Josef didn’t answer. In the dark, he had to watch for the path leading downhill to the shore of the lake. “I’ll go first. When I stumble on roots and rocks, you will know where they are,” he teased, half seriously.
“Why couldn’t you just show me whatever I’m supposed to see in broad daylight, which is when people can actually see things?” Otto asked.
They made their way down to the sandy beach, with Otto looking around expectantly, hoping to spot the object of their adventure before Josef could point it out. Seeing nothing extraordinary—actually nothing much at all—he decided to try once more to prove his point.
“It must be fun to be rich and boss people around and live in a mansion, when you can’t even line up streets on your side of the river with the other side’s.”
“That was on purpose,” Josef reminded Otto. “Mayor Kilbourn is a land surveyor by trade. He knew what he was doing. Now, are you ready to see what we came here for?”
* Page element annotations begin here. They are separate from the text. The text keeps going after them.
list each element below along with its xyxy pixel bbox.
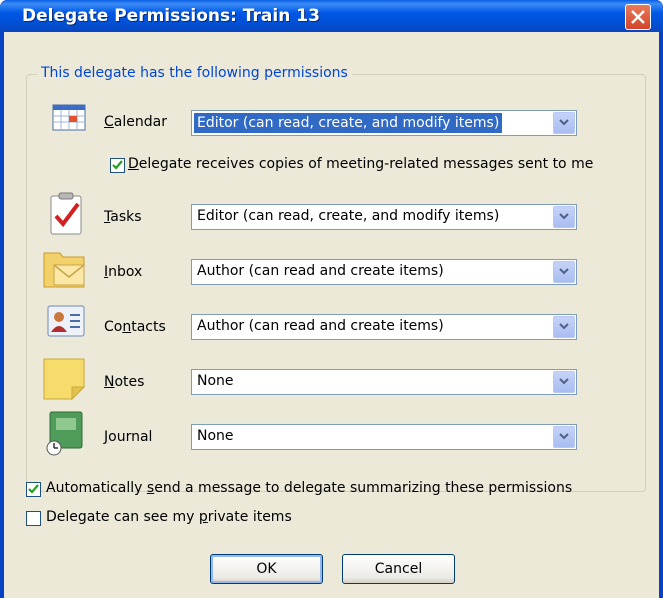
auto-send-label[interactable]: Automatically send a message to delegate… (46, 480, 572, 496)
calendar-dropdown-button[interactable] (553, 112, 575, 134)
chevron-down-icon (559, 378, 569, 385)
calendar-label: Calendar (104, 114, 167, 130)
chevron-down-icon (559, 119, 569, 126)
meeting-copies-label[interactable]: Delegate receives copies of meeting-rela… (128, 156, 593, 172)
meeting-copies-checkbox[interactable] (110, 158, 125, 173)
journal-permission-value: None (197, 428, 234, 444)
chevron-down-icon (559, 323, 569, 330)
check-icon (112, 160, 123, 170)
contacts-permission-value: Author (can read and create items) (197, 318, 444, 334)
ok-button[interactable]: OK (210, 554, 323, 584)
window-title: Delegate Permissions: Train 13 (22, 6, 320, 26)
inbox-icon (43, 252, 85, 288)
calendar-permission-value: Editor (can read, create, and modify ite… (194, 113, 503, 133)
inbox-permission-value: Author (can read and create items) (197, 263, 444, 279)
calendar-permission-select[interactable]: Editor (can read, create, and modify ite… (191, 110, 577, 136)
dialog-window: Delegate Permissions: Train 13 This dele… (0, 0, 663, 598)
notes-icon (43, 358, 86, 401)
journal-permission-select[interactable]: None (191, 424, 577, 450)
tasks-label: Tasks (104, 209, 142, 225)
contacts-dropdown-button[interactable] (553, 316, 575, 338)
close-button[interactable] (625, 4, 651, 30)
tasks-dropdown-button[interactable] (553, 206, 575, 228)
notes-permission-select[interactable]: None (191, 369, 577, 395)
dialog-client: This delegate has the following permissi… (4, 32, 659, 598)
check-icon (28, 484, 39, 494)
auto-send-checkbox[interactable] (26, 482, 41, 497)
chevron-down-icon (559, 433, 569, 440)
title-bar[interactable]: Delegate Permissions: Train 13 (0, 0, 663, 32)
chevron-down-icon (559, 268, 569, 275)
private-items-checkbox[interactable] (26, 511, 41, 526)
notes-dropdown-button[interactable] (553, 371, 575, 393)
journal-label: Journal (104, 429, 153, 445)
contacts-label: Contacts (104, 319, 166, 335)
window-border-right (659, 32, 663, 598)
calendar-icon (52, 104, 86, 131)
journal-icon (46, 411, 83, 456)
notes-permission-value: None (197, 373, 234, 389)
inbox-label: Inbox (104, 264, 143, 280)
inbox-dropdown-button[interactable] (553, 261, 575, 283)
contacts-permission-select[interactable]: Author (can read and create items) (191, 314, 577, 340)
tasks-icon (50, 192, 82, 235)
private-items-label[interactable]: Delegate can see my private items (46, 509, 292, 525)
chevron-down-icon (559, 213, 569, 220)
tasks-permission-select[interactable]: Editor (can read, create, and modify ite… (191, 204, 577, 230)
cancel-button[interactable]: Cancel (342, 554, 455, 584)
tasks-permission-value: Editor (can read, create, and modify ite… (197, 208, 500, 224)
contacts-icon (47, 305, 85, 337)
journal-dropdown-button[interactable] (553, 426, 575, 448)
group-legend: This delegate has the following permissi… (37, 65, 352, 81)
inbox-permission-select[interactable]: Author (can read and create items) (191, 259, 577, 285)
close-icon (631, 10, 645, 24)
notes-label: Notes (104, 374, 145, 390)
“How? There’s no moon even.”
Josef told Otto to stand directly in front of him, with both of them facing the lake. “Look straight ahead, not down. Look way beyond the sand,” he said.
On that windless night, the water rose up into the horizon, black on black. They couldn’t tell if stars were in the sky or reflecting on the seemingly endless water.
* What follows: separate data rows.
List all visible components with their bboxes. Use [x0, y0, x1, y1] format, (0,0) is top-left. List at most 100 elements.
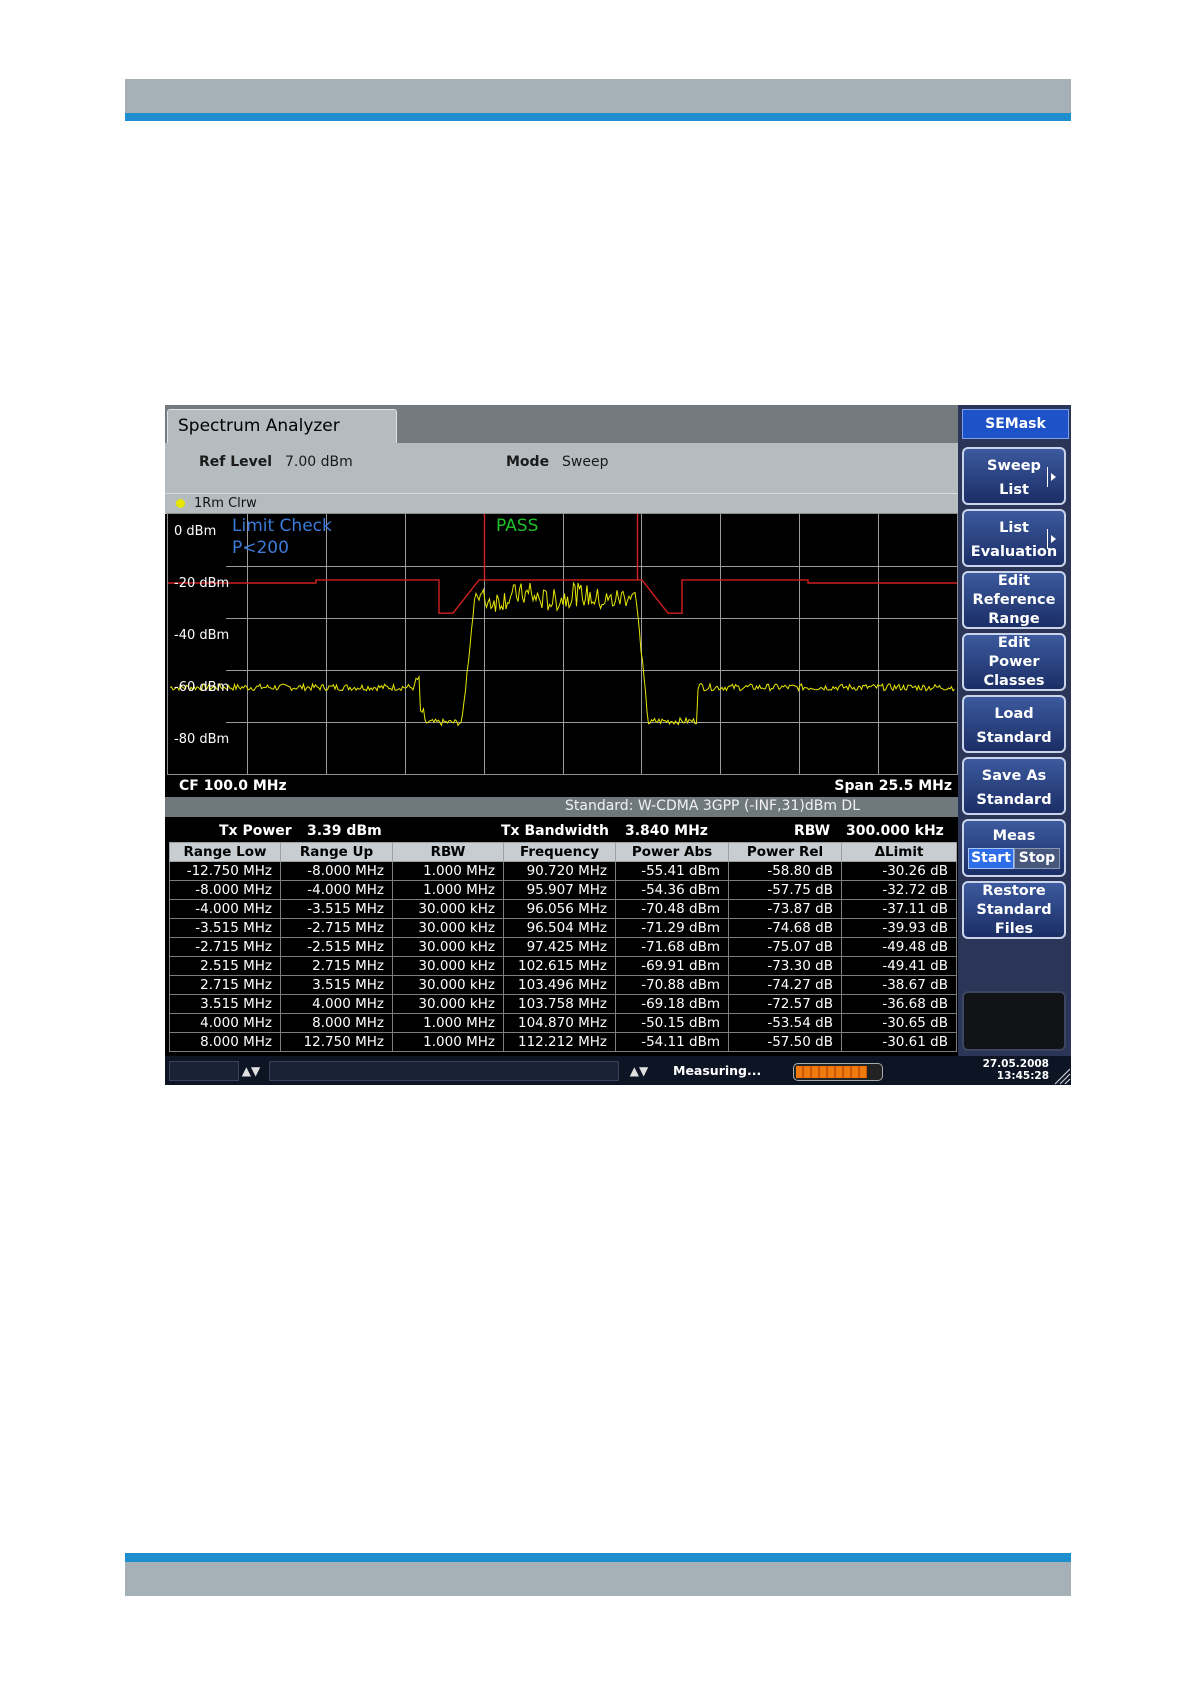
- results-table: Range Low Range Up RBW Frequency Power A…: [169, 842, 957, 1052]
- softkey-label-line: Edit: [997, 573, 1031, 589]
- meas-stop-toggle[interactable]: Stop: [1014, 848, 1060, 869]
- softkey-menu-title: SEMask: [962, 409, 1069, 439]
- y-label-3: -60 dBm: [174, 680, 230, 695]
- cell-range-low: -12.750 MHz: [169, 861, 281, 881]
- cell-frequency: 90.720 MHz: [503, 861, 616, 881]
- table-row[interactable]: -4.000 MHz -3.515 MHz 30.000 kHz 96.056 …: [169, 899, 957, 919]
- col-header-rbw[interactable]: RBW: [392, 842, 504, 862]
- cell-delta-limit: -32.72 dB: [841, 880, 957, 900]
- table-row[interactable]: -12.750 MHz -8.000 MHz 1.000 MHz 90.720 …: [169, 861, 957, 881]
- cell-range-low: 2.715 MHz: [169, 975, 281, 995]
- edit-reference-range-button[interactable]: Edit Reference Range: [962, 571, 1066, 629]
- cell-delta-limit: -49.48 dB: [841, 937, 957, 957]
- cell-range-low: -4.000 MHz: [169, 899, 281, 919]
- status-field-1[interactable]: [169, 1061, 239, 1081]
- ref-level-value: 7.00 dBm: [285, 454, 353, 470]
- table-row[interactable]: 2.715 MHz 3.515 MHz 30.000 kHz 103.496 M…: [169, 975, 957, 995]
- table-row[interactable]: 2.515 MHz 2.715 MHz 30.000 kHz 102.615 M…: [169, 956, 957, 976]
- softkey-label-line: Save As: [981, 768, 1047, 784]
- cell-range-up: 8.000 MHz: [280, 1013, 393, 1033]
- restore-standard-files-button[interactable]: Restore Standard Files: [962, 881, 1066, 939]
- spectrum-plot[interactable]: 0 dBm -20 dBm -40 dBm -60 dBm -80 dBm Li…: [167, 513, 958, 775]
- cell-power-rel: -72.57 dB: [728, 994, 842, 1014]
- rbw-value: 300.000 kHz: [846, 823, 944, 839]
- limit-pass-indicator: PASS: [496, 516, 539, 536]
- parameter-bar: Ref Level 7.00 dBm Mode Sweep: [165, 443, 958, 493]
- col-header-power-abs[interactable]: Power Abs: [615, 842, 729, 862]
- cell-delta-limit: -30.65 dB: [841, 1013, 957, 1033]
- col-header-range-up[interactable]: Range Up: [280, 842, 393, 862]
- col-header-delta-limit[interactable]: ΔLimit: [841, 842, 957, 862]
- status-bar: ▲▼ ▲▼ Measuring... 27.05.2008 13:45:28: [165, 1056, 1071, 1085]
- cell-rbw: 1.000 MHz: [392, 1013, 504, 1033]
- list-evaluation-button[interactable]: List Evaluation: [962, 509, 1066, 567]
- cell-frequency: 96.504 MHz: [503, 918, 616, 938]
- meas-start-stop-button[interactable]: Meas Start Stop: [962, 819, 1066, 877]
- table-header-row: Range Low Range Up RBW Frequency Power A…: [169, 842, 957, 862]
- tab-spectrum-analyzer[interactable]: Spectrum Analyzer: [167, 409, 397, 443]
- analyzer-screen: Spectrum Analyzer Ref Level 7.00 dBm Mod…: [165, 405, 1071, 1085]
- table-row[interactable]: 3.515 MHz 4.000 MHz 30.000 kHz 103.758 M…: [169, 994, 957, 1014]
- cell-range-up: 4.000 MHz: [280, 994, 393, 1014]
- edit-power-classes-button[interactable]: Edit Power Classes: [962, 633, 1066, 691]
- results-table-area: Range Low Range Up RBW Frequency Power A…: [165, 839, 958, 1059]
- softkey-label-line: Standard: [976, 730, 1052, 746]
- cell-rbw: 1.000 MHz: [392, 1032, 504, 1052]
- sweep-progress-fill: [796, 1066, 867, 1078]
- cell-power-abs: -69.18 dBm: [615, 994, 729, 1014]
- cell-frequency: 112.212 MHz: [503, 1032, 616, 1052]
- cell-power-rel: -73.30 dB: [728, 956, 842, 976]
- cell-delta-limit: -38.67 dB: [841, 975, 957, 995]
- frequency-span: Span 25.5 MHz: [834, 778, 952, 794]
- status-date: 27.05.2008: [982, 1058, 1049, 1070]
- col-header-range-low[interactable]: Range Low: [169, 842, 281, 862]
- trace-label: 1Rm Clrw: [194, 496, 257, 511]
- resize-grip-icon[interactable]: [1051, 1065, 1071, 1085]
- cell-delta-limit: -49.41 dB: [841, 956, 957, 976]
- cell-power-abs: -70.88 dBm: [615, 975, 729, 995]
- softkey-label-line: Classes: [983, 673, 1045, 689]
- table-row[interactable]: 4.000 MHz 8.000 MHz 1.000 MHz 104.870 MH…: [169, 1013, 957, 1033]
- col-header-frequency[interactable]: Frequency: [503, 842, 616, 862]
- table-row[interactable]: -8.000 MHz -4.000 MHz 1.000 MHz 95.907 M…: [169, 880, 957, 900]
- table-row[interactable]: -2.715 MHz -2.515 MHz 30.000 kHz 97.425 …: [169, 937, 957, 957]
- standard-bar: Standard: W-CDMA 3GPP (-INF,31)dBm DL: [165, 797, 958, 817]
- cell-power-rel: -75.07 dB: [728, 937, 842, 957]
- ref-level-label: Ref Level: [199, 454, 273, 470]
- cell-range-low: 2.515 MHz: [169, 956, 281, 976]
- trace-indicator-icon: [176, 499, 185, 508]
- cell-delta-limit: -30.26 dB: [841, 861, 957, 881]
- status-field-2[interactable]: [269, 1061, 619, 1081]
- y-label-4: -80 dBm: [174, 732, 230, 747]
- limit-check-title: Limit Check: [232, 516, 332, 536]
- cell-power-abs: -70.48 dBm: [615, 899, 729, 919]
- save-as-standard-button[interactable]: Save As Standard: [962, 757, 1066, 815]
- cell-range-low: -8.000 MHz: [169, 880, 281, 900]
- updown-arrows-icon[interactable]: ▲▼: [241, 1061, 261, 1081]
- table-row[interactable]: 8.000 MHz 12.750 MHz 1.000 MHz 112.212 M…: [169, 1032, 957, 1052]
- col-header-power-rel[interactable]: Power Rel: [728, 842, 842, 862]
- cell-frequency: 103.496 MHz: [503, 975, 616, 995]
- softkey-label-line: Files: [994, 921, 1034, 937]
- cell-rbw: 30.000 kHz: [392, 899, 504, 919]
- cell-power-rel: -74.27 dB: [728, 975, 842, 995]
- page-header-band: [125, 79, 1071, 113]
- meas-start-toggle[interactable]: Start: [968, 848, 1014, 869]
- cell-range-up: 3.515 MHz: [280, 975, 393, 995]
- table-row[interactable]: -3.515 MHz -2.715 MHz 30.000 kHz 96.504 …: [169, 918, 957, 938]
- softkey-label-line: Range: [988, 611, 1040, 627]
- cell-range-up: -3.515 MHz: [280, 899, 393, 919]
- softkey-label-line: Edit: [997, 635, 1031, 651]
- cell-rbw: 1.000 MHz: [392, 861, 504, 881]
- cell-power-rel: -74.68 dB: [728, 918, 842, 938]
- cell-range-up: -8.000 MHz: [280, 861, 393, 881]
- mode-value: Sweep: [562, 454, 609, 470]
- load-standard-button[interactable]: Load Standard: [962, 695, 1066, 753]
- updown-arrows-icon[interactable]: ▲▼: [629, 1061, 649, 1081]
- cell-range-up: 2.715 MHz: [280, 956, 393, 976]
- cell-rbw: 30.000 kHz: [392, 975, 504, 995]
- sweep-list-button[interactable]: Sweep List: [962, 447, 1066, 505]
- mode-label: Mode: [506, 454, 550, 470]
- cell-delta-limit: -36.68 dB: [841, 994, 957, 1014]
- empty-softkey[interactable]: [962, 991, 1066, 1051]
“Makes me feel like I’m in the sky,” Otto said excitedly. Then, water lapped over his shoes. “Whoa!” he exclaimed, just as Josef lifted him up and took a couple of steps back.
“To me, it looks like heaven and Earth coming together,” Josef said. “Do you see?”
“Heaven’s not dark,” Otto said before another idea came to mind. “Will it ever freeze over for skating, I mean all the way, even in the middle, like Bodensee?”
Josef knelt in the sand and put his arms around his brother’s small shoulders. “It gets ice, but maybe there’s always open water in the middle. I’m not sure.”
“Here, you have this huge lake and a tiny cathedral that shouldn’t even count for one because it is so small, if you ask me. Backwards here, again.”
“Konstanzer Münster was built more than 1,000 years ago. Father Henni says that we will have a proper cathedral. It will be big.”
Sometimes, Otto caught even Josef off-guard. “Is that where you went—to see Father Henni, but not in church?”
Josef started to ask how Otto had guessed but then said simply, “Yes, I went to him sometimes. He said that there will be, not only a cathedral, but a seminary as well.”
Otto replied that he already knew about the current seminary, so small that it fit in Father Henni’s house, “like he’s a schoolmarm, excepting that he can’t be a marm, so I don’t know what you would call him, except for ‘Father,’ like we already do. So, you can let me know if you go there. But if you do, you’ll be a priest here in America forever, and I might as well forget about Niederberg. Maybe I can become a master brewer here then, the best beer in town. I know, I know, we already have twelve breweries here, but did you know that there are something like 250 saloons?” Where a boy of ten got all of this information, Josef truly wondered.
“So, you can picture me a priest, in a cassock and everything?” It was a question Josef planned to ask Father Henni, too.
Otto answered, “Or an astronomer. With a huge telescope right up there on the hill.”
On the walk home, Otto mused that, perhaps one day, he would buy Byron Kilbourn’s house and load his beer onto the railroad that came practically to the door so that he could have customers in saloons as far as the rails ever went.
“I thought you liked things smaller, like in Niederberg. That sounds more like a big plan,” Josef said.
“Backwards!” they both said at the same time.
In her group for National Novel Writers’ Month, the leader christened Joan “Unplugged,” because she still drafts all of her creative writing in pencil. “Bridges and Buttresses” is a bit of an anomaly, because Joan typically integrates poetry into her stories. Writing seems to be in the DNA, because the writing group’s leader was her brother A.J., a self-employed editor and published author. Two years after A.J. unexpectedly passed away, Joan submitted this story in honor of the brother who commented, encouraged, and continues to inspire her.